I was psyched to see Adam, and I was double-psyched to get out of the house.
Hannah half turned to look between us. We were still locked in some kind of stare-off.
“Am I missing something?” she asked.
“Nope,” Adam said without missing a beat. “You want to come with us?”
I shook my head forcefully, slashing my hand across my throat. That was not the plan.
“Where are you guys going?”
“Dinner,” I said. “Seafood.”
She looked like she might crash our date for a minute. Adam would think his job was done, and he could wash his hands of all five fake dates. The little traitor. I’d be mad, except he probably thought he was doing me a favor. I really should get around to telling him that Hannah was no longer my cup of tea. Even if it didn’t work out with Adam and me, my Hannah daze was over.
“Nah,” she finally said. “I had a big lunch. Have fun, you two!”
Adam joined me at the front door as Hannah walked farther into the house, out of sight. Scanning me head to foot, he cocked his head. “Hmm.”
“What?”
“This is what you decided to wear?” he asked, motioning with a finger from my button-down, black-and-silver, smooth-as-fuck shirt to my gray jeans that made my ass look good.

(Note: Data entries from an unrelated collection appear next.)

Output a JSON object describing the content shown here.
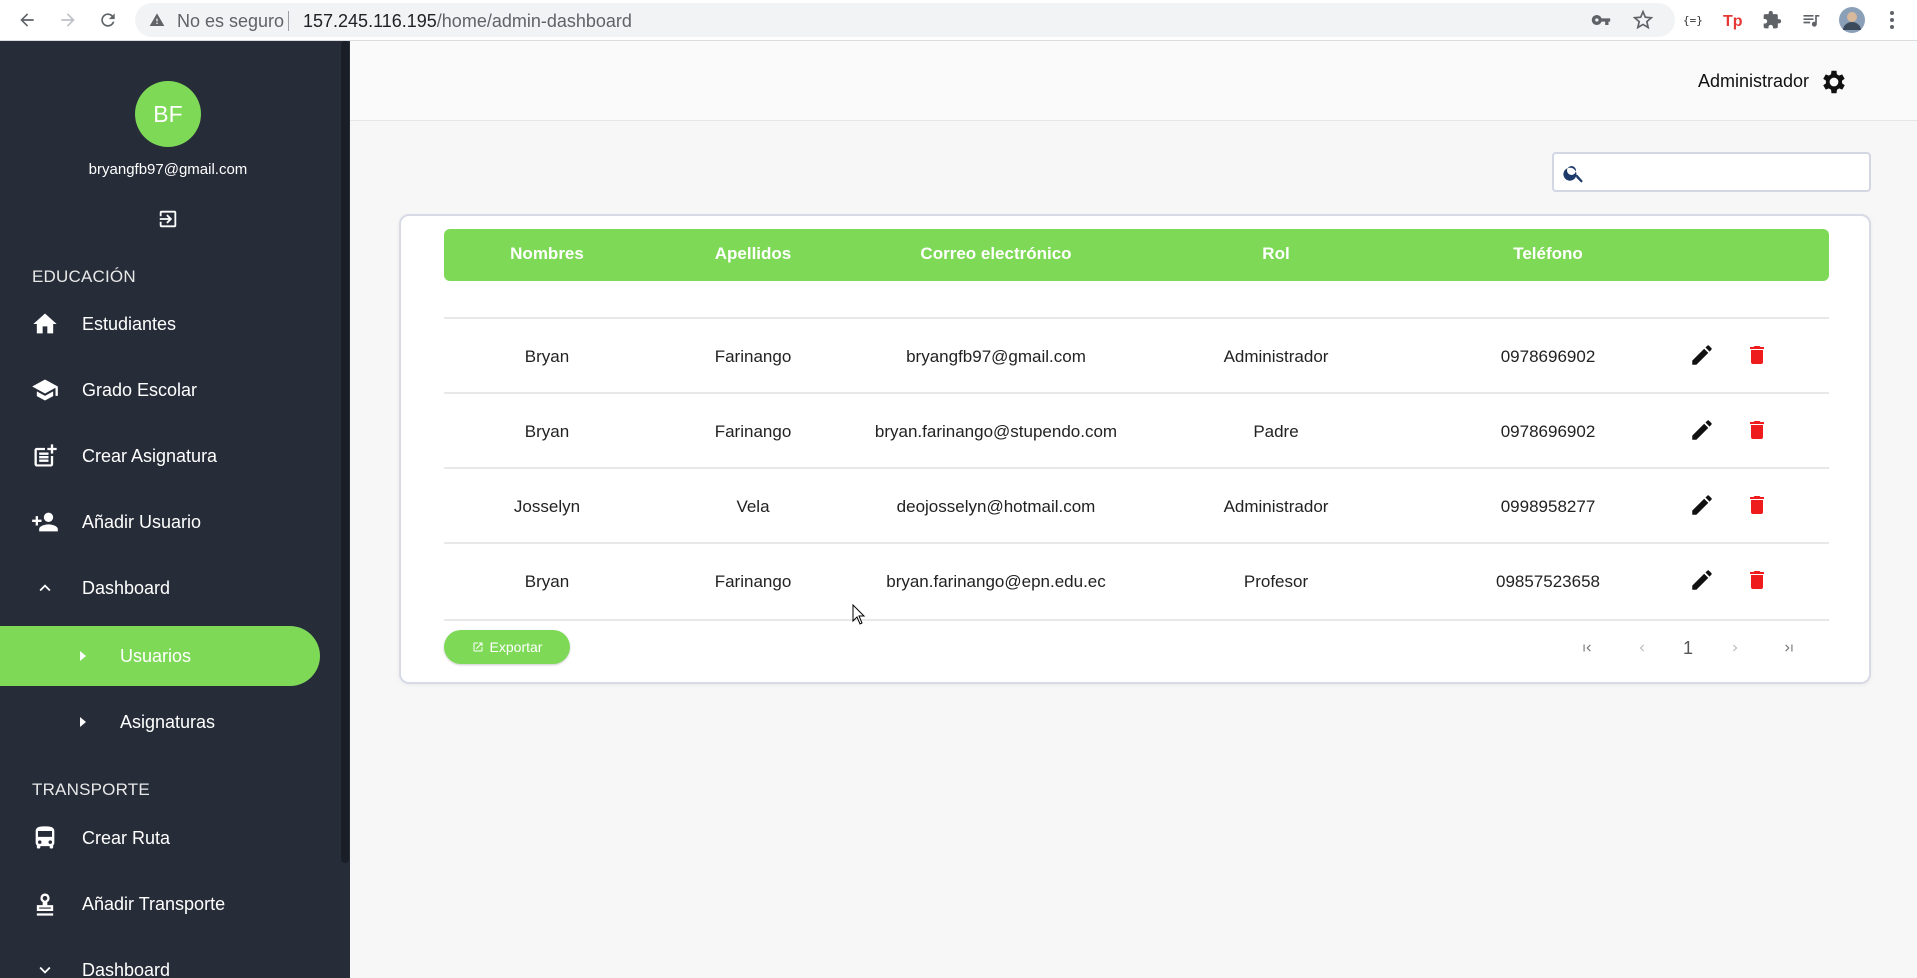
{
  "browser": {
    "security_text": "No es seguro",
    "url_host": "157.245.116.195",
    "url_path": "/home/admin-dashboard"
  },
  "sidebar": {
    "avatar_initials": "BF",
    "user_email": "bryangfb97@gmail.com",
    "sections": [
      {
        "title": "EDUCACIÓN",
        "items": [
          {
            "label": "Estudiantes",
            "icon": "home-icon"
          },
          {
            "label": "Grado Escolar",
            "icon": "school-icon"
          },
          {
            "label": "Crear Asignatura",
            "icon": "post-add-icon"
          },
          {
            "label": "Añadir Usuario",
            "icon": "person-add-icon"
          },
          {
            "label": "Dashboard",
            "icon": "chevron-up-icon"
          }
        ],
        "subitems": [
          {
            "label": "Usuarios",
            "active": true
          },
          {
            "label": "Asignaturas",
            "active": false
          }
        ]
      },
      {
        "title": "TRANSPORTE",
        "items": [
          {
            "label": "Crear Ruta",
            "icon": "bus-icon"
          },
          {
            "label": "Añadir Transporte",
            "icon": "stamp-icon"
          },
          {
            "label": "Dashboard",
            "icon": "chevron-down-icon"
          }
        ]
      }
    ]
  },
  "header": {
    "role_label": "Administrador"
  },
  "search": {
    "placeholder": ""
  },
  "table": {
    "columns": [
      "Nombres",
      "Apellidos",
      "Correo electrónico",
      "Rol",
      "Teléfono"
    ],
    "rows": [
      [
        "Bryan",
        "Farinango",
        "bryangfb97@gmail.com",
        "Administrador",
        "0978696902"
      ],
      [
        "Bryan",
        "Farinango",
        "bryan.farinango@stupendo.com",
        "Padre",
        "0978696902"
      ],
      [
        "Josselyn",
        "Vela",
        "deojosselyn@hotmail.com",
        "Administrador",
        "0998958277"
      ],
      [
        "Bryan",
        "Farinango",
        "bryan.farinango@epn.edu.ec",
        "Profesor",
        "09857523658"
      ]
    ]
  },
  "footer": {
    "export_label": "Exportar",
    "current_page": "1"
  },
  "colors": {
    "accent": "#7ed957",
    "sidebar_bg": "#262c38",
    "delete": "#ee1c1c"
  }
}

“What? It’s stylish,” I said a little defensively. “No rips or stains. Good date wear.”
Adam smiled, and it hit me like whoa. The power of that smile seemed to increase by the day.
“You look great,” he said, and I puffed up a little. “But you’re going to melt.”
My smile wilted. “Yeah, I sort of put loo
ks ahead of comfort.”
“Your call,” he said. “Guess we’ll see how that shirt holds up when you’re pouring sweat.”
Well, this was going great. I’d managed to make my date imagine me as a sweat-soaked wreck. That was totally sexy.
“I assume you don’t have a car?” he added.
“I thought we could take your car?”
Adam made a buzzing noise. “You’re taking me on a date. Asking me to drive you is kinda lame. Do you want Hannah to think of you as a kid who needs to ride a bicycle everywhere?”
Scowling, I put my hand against his lower back and ushered him toward the steps. “Point taken. Let’s go.”
He laughed then. “We can take the car. I was just kidding.”
“You’re such an asshole.”
He glanced at me, smile wide and beautiful. “Just doing my part in your dating education.”
Adam
I watched West gamely eat oysters while trying to hide how much he hated them, and I admit, my heart pitter-pattered for him before dropping to my stomach. He was trying so hard for Hannah, and he was so dang cute while doing it. I’d teased him about his dating outfit, but he looked great. Of course, he could show up in sweatpants and I’d think he was gorgeous. West was lucky he was such a good friend, otherwise I’d be tempted to smack him for getting all the luck in the genetics lottery. So unfair.
He raised another oyster to his mouth, grimacing as if gearing up to eat a bug on one of those old Fear Factor episodes. I laughed, grabbing his wrist to stop him. “You look disgusted eating those.”
His face twisted. “It’s like eating snot.”